The level of cytochrome c reduction was measured to assess cellular reactive oxygen species (ROS) production (Ding et al., 2007). HT-29 cells (1 × 105 cells/well) cultured in 96-well plate were pre-treated with GFW for 1 h, and then, incubated with TNF-α (10 ng/ml) for an additional 3 h. Cells were then washed with PBS, treated with 80 µM of cytochrome c in PBS for 15 min at 37℃, and then cooled to 0℃. The absorbance was read at 550 nm using a spectrophotometer (UV-1601, Shimadzu, Japan). The amount of superoxide anion released was determined on the basis of cytochrome c reduction and results are expressed as nmol/well/min.

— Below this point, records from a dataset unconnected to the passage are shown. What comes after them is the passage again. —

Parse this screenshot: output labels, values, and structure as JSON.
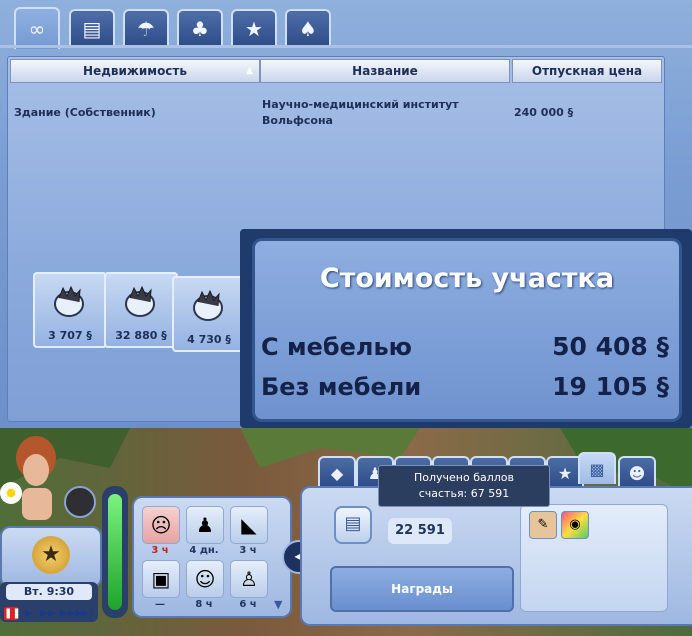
{
  "tabs": [
    {
      "icon": "infinity-icon",
      "glyph": "∞"
    },
    {
      "icon": "briefcase-icon",
      "glyph": "▤"
    },
    {
      "icon": "cafe-icon",
      "glyph": "☂"
    },
    {
      "icon": "palm-island-icon",
      "glyph": "♣"
    },
    {
      "icon": "star-map-icon",
      "glyph": "★"
    },
    {
      "icon": "palm-tree-icon",
      "glyph": "♠"
    }
  ],
  "table": {
    "headers": [
      "Недвижимость",
      "Название",
      "Отпускная цена"
    ],
    "rows": [
      {
        "property": "Здание (Собственник)",
        "name": "Научно-медицинский институт Вольфсона",
        "price": "240 000 §"
      }
    ]
  },
  "thumbnails": [
    {
      "price": "3 707 §"
    },
    {
      "price": "32 880 §"
    },
    {
      "price": "4 730 §"
    }
  ],
  "lot_value": {
    "title": "Стоимость участка",
    "furnished_label": "С мебелью",
    "furnished_value": "50 408 §",
    "unfurnished_label": "Без мебели",
    "unfurnished_value": "19 105 §"
  },
  "hud": {
    "time": "Вт. 9:30",
    "moodlets": [
      {
        "time": "3 ч",
        "icon": "sick-sim-icon",
        "glyph": "☹",
        "alert": true
      },
      {
        "time": "4 дн.",
        "icon": "relaxed-sim-icon",
        "glyph": "♟",
        "alert": false
      },
      {
        "time": "3 ч",
        "icon": "sandwich-icon",
        "glyph": "◣",
        "alert": false
      },
      {
        "time": "—",
        "icon": "painting-icon",
        "glyph": "▣",
        "alert": false
      },
      {
        "time": "8 ч",
        "icon": "happy-face-icon",
        "glyph": "☺",
        "alert": false
      },
      {
        "time": "6 ч",
        "icon": "cheering-sim-icon",
        "glyph": "♙",
        "alert": false
      }
    ],
    "tooltip_line1": "Получено баллов",
    "tooltip_line2": "счастья: 67 591",
    "lifetime_points": "22 591",
    "rewards_button": "Награды"
  },
  "colors": {
    "panel_blue": "#7a9dd3",
    "text_dark": "#1d2f57",
    "mood_green": "#2fb83a"
  }
}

Measurement of 2,2-diphenyl-1-picrylhydrazyl radical-scavenging activity

Radical-scavenging activity was measured by means of a 2,2-diphenyl-1-picrylhydrazyl (DPPH) assay (Shirwaikar et al., 2006). GFW was dissolved and diluted in distilled water at various concentrations. DPPH in ethanol (200 µM) was mixed with GFW for 30 min at room temperature. The absorbance of the resulting solution at 517 nm was measured by using a spectrophotometer.

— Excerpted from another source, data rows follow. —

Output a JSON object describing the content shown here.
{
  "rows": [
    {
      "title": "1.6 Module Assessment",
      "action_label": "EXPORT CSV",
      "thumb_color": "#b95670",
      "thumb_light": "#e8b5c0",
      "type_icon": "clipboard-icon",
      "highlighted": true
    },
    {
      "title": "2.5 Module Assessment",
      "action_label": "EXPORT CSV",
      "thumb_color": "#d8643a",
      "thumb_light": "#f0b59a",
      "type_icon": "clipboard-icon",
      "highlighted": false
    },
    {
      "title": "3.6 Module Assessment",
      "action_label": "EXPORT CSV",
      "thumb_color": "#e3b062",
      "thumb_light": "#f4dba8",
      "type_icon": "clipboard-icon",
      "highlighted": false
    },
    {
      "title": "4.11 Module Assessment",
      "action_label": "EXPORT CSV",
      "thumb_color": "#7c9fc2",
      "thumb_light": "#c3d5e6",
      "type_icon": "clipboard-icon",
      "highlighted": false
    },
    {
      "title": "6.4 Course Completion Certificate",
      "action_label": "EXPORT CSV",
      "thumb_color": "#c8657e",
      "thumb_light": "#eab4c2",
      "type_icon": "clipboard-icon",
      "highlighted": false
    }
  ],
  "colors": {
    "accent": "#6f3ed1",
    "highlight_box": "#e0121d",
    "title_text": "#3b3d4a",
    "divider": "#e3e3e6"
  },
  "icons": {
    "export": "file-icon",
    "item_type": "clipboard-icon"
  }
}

NF-κB reporter gene dual-luciferase assay

HT-29 cells were transfected with 1 µg/ml of the NF-κB luciferase construct (firefly luciferase) in conjunction with 0.2 µg/ml of the pRL-TK (renilla luciferase) as a transfection control using GeneJammer transfection reagent (Staratagene, CA) according to the manufacturer's instructions. Cells were incubated with transfection mixture at 37℃ for 3 h, mixed with the same volume of RPMI 1640 growth medium, and kept in an incubator at 37℃ overnight. These cells were then plated onto 24-well plate. After 24 h, the cells were pretreated with GFW or 5-ASA for 1 h, and then, incubated with 10 ng/ml TNF-α for an additional 3 h. After indicated time, the cells were washed with PBS and then lysed by repeated freezing and thawing. Cells were then scraped gently, and the lysates were centrifuged at 10,000 rpm for 5 min. Firefly and renilla luciferase activities were measured using the Dual-Luciferase Reporter Assay Kit (Promega Corporation, Madison, WI) on a Turner TD20/20 luminometer (Turner Biosystems, CA).

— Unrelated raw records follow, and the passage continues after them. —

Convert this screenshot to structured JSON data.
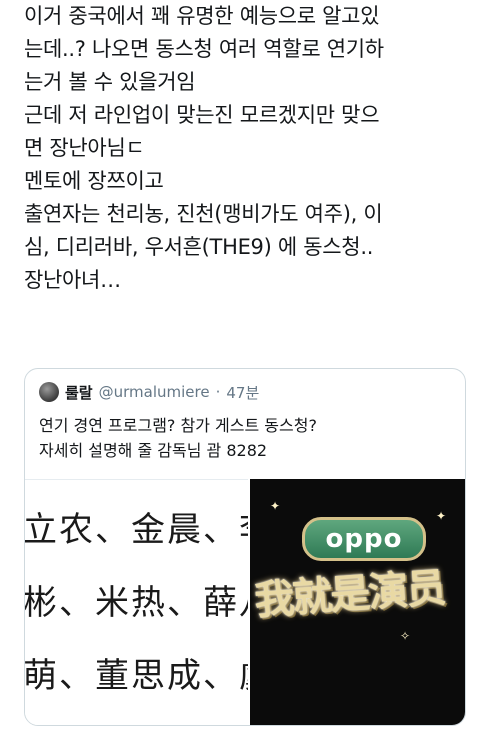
{
  "tweet": {
    "lines": [
      "이거 중국에서 꽤 유명한 예능으로 알고있",
      "는데..? 나오면 동스청 여러 역할로 연기하",
      "는거 볼 수 있을거임",
      "근데 저 라인업이 맞는진 모르겠지만 맞으",
      "면 장난아님ㄷ",
      "멘토에 장쯔이고",
      "출연자는 천리농, 진천(맹비가도 여주), 이",
      "심, 디리러바, 우서흔(THE9) 에 동스청..",
      "장난아녀…"
    ]
  },
  "quote": {
    "name": "룰랄",
    "handle": "@urmalumiere",
    "dot": "·",
    "time": "47분",
    "lines": [
      "연기 경연 프로그램? 참가 게스트 동스청?",
      "자세히 설명해 줄 감독님 괌 8282"
    ],
    "media": {
      "cast_lines": [
        "立农、金晨、李",
        "彬、米热、薛八",
        "萌、董思成、虞"
      ],
      "logo_text": "oppo",
      "show_title": "我就是演员"
    }
  },
  "colors": {
    "text": "#14171a",
    "secondary": "#657786",
    "border": "#cfd9de",
    "oppo_green": "#2f7a55",
    "title_gold": "#e9d9a4"
  },
  "icons": {
    "avatar": "user-avatar"
  }
}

Polyphenolic compound measurement

The measurement of phenolic compounds in GFW was performed by HPLC with standard curves of 32 phenolic compounds, gallic acid, 5-sulfosalicylic acid, pyrogallol, homogentisic acid, protocatechuic acid, gentisic acid, chlorogenic acid, p-hydroxybenzoic acid, (+)catechin, vanillic acid, syringic acid, caffeic acid, vanillin, p-coumaric acid, rutin, ferulic acid, m-coumaric acid, salicylic acid, hesperidin, o-coumaric acid, myricetin, resveratrol, quercetin, t-cinnamic acid, naringenin, hesperetin, formononetin, biochanin A, β-resorcylic acid, naringin, kaempferol, and veratric acid. GFW was dissolved in 10 ml of 80% aqueous methanol (HPLC grade), filtered through 0.45 µm nylon membrane filter. The filtrate (20 µl) was loaded on the HPLC (Shimadzu SPD-M10A) system with a photodiode array detector (Tokyo, Japan) equppied with a Midas autoinjector. The analysis of each polyphenol concentration was performed according to the method previously reported (Kim et al., 2008b).

Statistical analysis

The data are expressed as means ± SEM of three independent experiments and analyzed using one-way analysis of variance (ANOVA) and the Student's t-test. P values of < 0.05 were considered statistically significant.